One thing that keeps Gibson going is lap swimming. Anderson hit the pool herself the first season but required a body double for the second.
“I don’t generally enjoy it,” Anderson said of Gibson’s pool obsession. “But the day that we shot all those scenes I thought this is OK, I like this. I could maybe do this on a regular basis, and then between that point and the time that we shot the second season I developed what’s called a frozen shoulder.”
As for how television’s female crime fighters have changed over the years since the “X-Files” debuted, Anderson doesn’t really know.
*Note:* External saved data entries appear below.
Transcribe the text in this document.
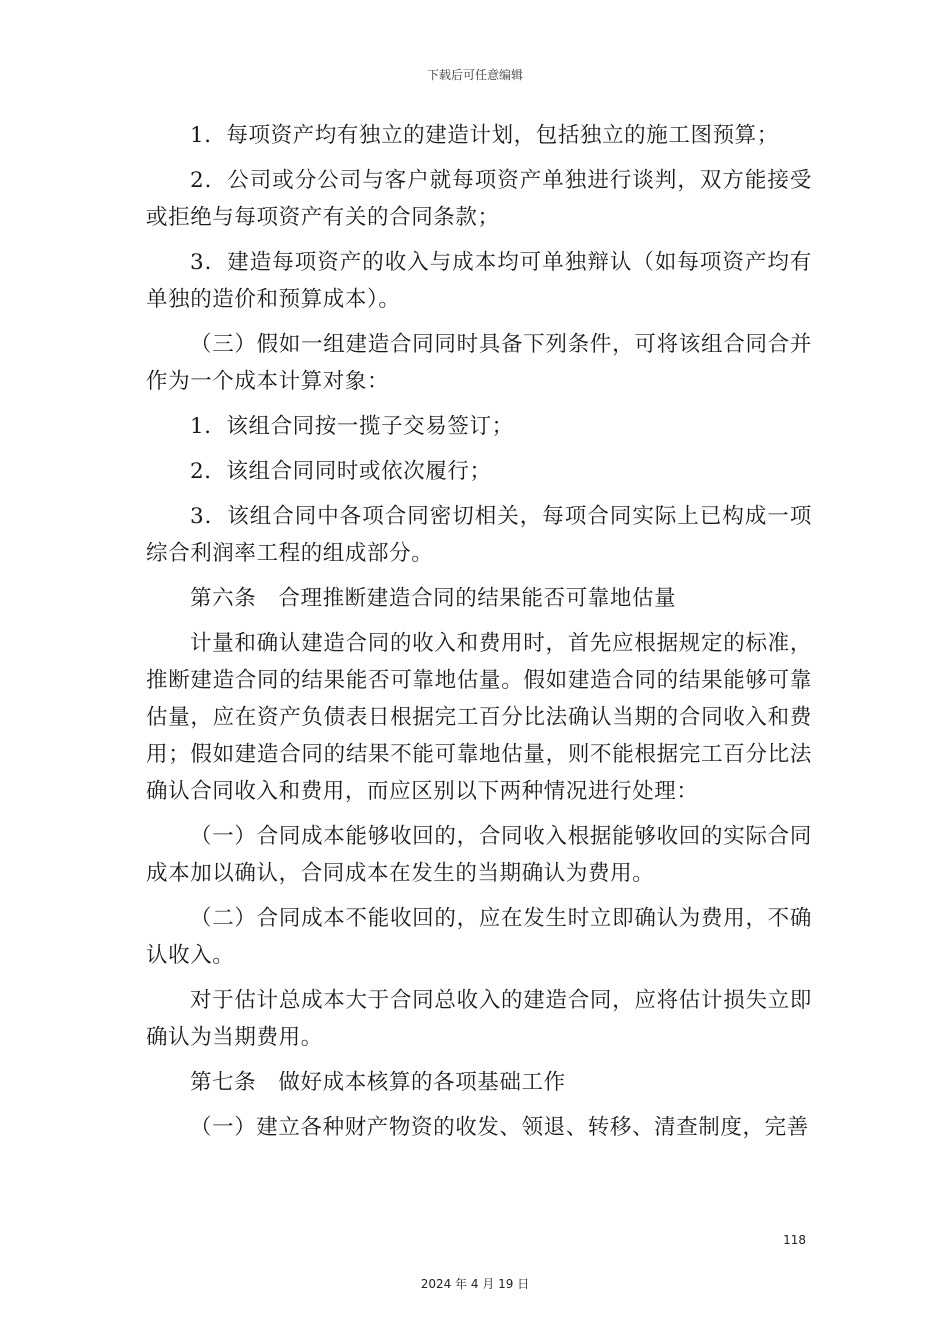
下载后可任意编辑

1．每项资产均有独立的建造计划，包括独立的施工图预算；

2．公司或分公司与客户就每项资产单独进行谈判，双方能接受或拒绝与每项资产有关的合同条款；

3．建造每项资产的收入与成本均可单独辩认（如每项资产均有单独的造价和预算成本）。

（三）假如一组建造合同同时具备下列条件，可将该组合同合并作为一个成本计算对象：

1．该组合同按一揽子交易签订；

2．该组合同同时或依次履行；

3．该组合同中各项合同密切相关，每项合同实际上已构成一项综合利润率工程的组成部分。

第六条　合理推断建造合同的结果能否可靠地估量

计量和确认建造合同的收入和费用时，首先应根据规定的标准，推断建造合同的结果能否可靠地估量。假如建造合同的结果能够可靠估量，应在资产负债表日根据完工百分比法确认当期的合同收入和费用；假如建造合同的结果不能可靠地估量，则不能根据完工百分比法确认合同收入和费用，而应区别以下两种情况进行处理：

（一）合同成本能够收回的，合同收入根据能够收回的实际合同成本加以确认，合同成本在发生的当期确认为费用。

（二）合同成本不能收回的，应在发生时立即确认为费用，不确认收入。

对于估计总成本大于合同总收入的建造合同，应将估计损失立即确认为当期费用。

第七条　做好成本核算的各项基础工作

（一）建立各种财产物资的收发、领退、转移、清查制度，完善

118
2024 年 4 月 19 日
“I don’t watch TV myself,” she said. “I seriously don’t know how people find the time. … I have a lot on my plate and when I’m (on) airplanes, I’m writing. I’m more likely to choose a film if I do make that time for myself.”
In addition to three kids, Anderson has given birth to “A Vision of Fire,” the first of a science fiction book trilogy co-written with Jeff Rovin. And she’s been working “for about 100 years” on a screen adaptation of Elizabeth Rosner’s debut novel, “The Speed of Light,” about a brother and sister dealing with their father’s secret past.
And she’s now one of the executive producers on “The Fall,” which saw the exit of director Jakob Verbruggen. Season two duties fell to creator Allan Cubitt. Anderson said she can “pretty much” promise a third season. With Dornan?
“We don’t know that he’s gonna follow us into a third season,” she said.